The beginning was alright. Ashlyn seemed like an ordinary girl, she goes to school, has fun with her best friend and adores playing the piano. Except her bodyguard Stuart, who does not behave like a bodyguard to me. He's in love with Ashlyn -which she knows- and seems disinterested from the whole body protecting part of bodyguarding. After she gets away from him -he seemed like a lousy bodyguard in the first place- because she wanted freedom, he doesn't tell her father. She tells her dad herself and he fires Stuart. The father is very overprotective but besides calling his daughter princess a lot there wasn't a bond between them. She wants to please him but he doesn't pay much attention to her and doesn't see her as a person, more as a child. Her father hires Colin Brennen as her new bodyguard, who bullied her when she was a child. She can't stand him and her father knows that. To me it seems that when you hire a bodyguard the one that needs protecting must trust said bodyguard. So that was the first thing that felt off to me. If you can't trust and respect your bodyguard will you listen to him when it counts? Secondly, the reason her father hires Colin is because he hates him and because Colin wants to work for the FBI when he's done studying (he's 21 now).
WTF! You want your daughter to be safe and you arrange such crappy security??? To me it felt like the whole bodyguard thing was just a plot device to set up the romance. An excuse for them to be close to each other, fall in love yadadada.

From the moment she looks at Colin she is overcome by lust and it never goes away. The entire story she is talking about how hot he is and I felt I never really got to know him. He had an ordinary childhood, is sorry for bullying Ashlyn and now wants to work for the FBI. I have no idea why he even likes her because she acts like a spoiled brat most of the time. She acts out and then regrets it because now Colin will think she's immature. But this cycle continues the entire book and she doesn't learn from her mistakes. They never really have conversations with each other either.

What also bothered me was the best friend, Felicity. She existed solely to react to Ashlyn and never becomes a fully developed character with a life of her own. Felicity's "teenage speak" (OMG!, seriously, no way!) felt forced and the jokes fell flat.

Problematic in this book was the portrayel of other girls at her school. Besides Felicity she has no friends (because her father does not deem them appropriate) and the mean girls who dislike her because Colin is hot are being described as skeletals who never eat and that's why they look like models. Felicty is a little bit fat but as Ashlyn tells us: you should look further than what people look like... What do you want to tell me??? This is complete bullshit. I don't get why that link is contantly made between fat - is nice- and skinny -is bitch-.

I can go on and on how the characters aren't consistent, the suspense was laughable, the stupid decisions Ashlyn made, and how the central relationship wasn't founded on anything beyond the superficial. It was confusing overall and I'm not planning to waste more time on it.

Quotes I hated


“Danicka asked where you were. I told her you and Colin were taking a long lunch eating- something she and her friends might want to take up since -clearly- Colin is a man, and men like meat, dogs like bones.” 

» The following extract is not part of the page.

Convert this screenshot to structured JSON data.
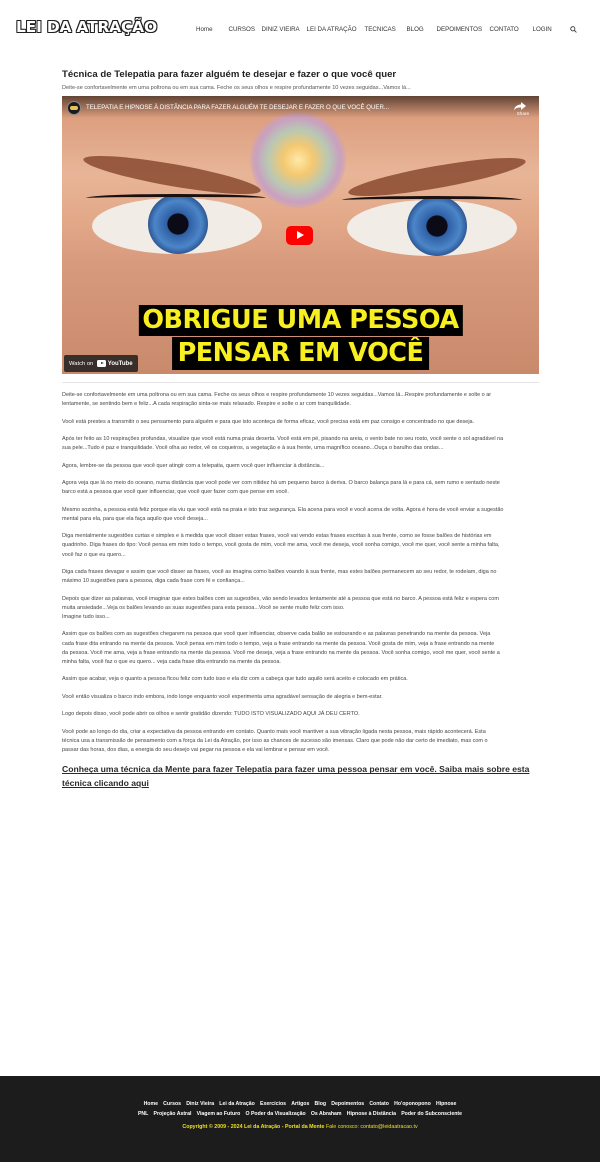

"Being domestic for Colin felt amazingly good. I had a ridiculous fantasy of myself, donned in a flirty apron, making him meals-as his wife."


WTF..!


"Pressed into the cushion, I felt like a delicate eggshell on a downy pillow."


Yes I think that too everytime I sit on a pillow....


In Short


It could have been an interesting story but bad characters and mediocre storytelling made this one sink. Don't even get me started on some of the subliminal messages it was sending.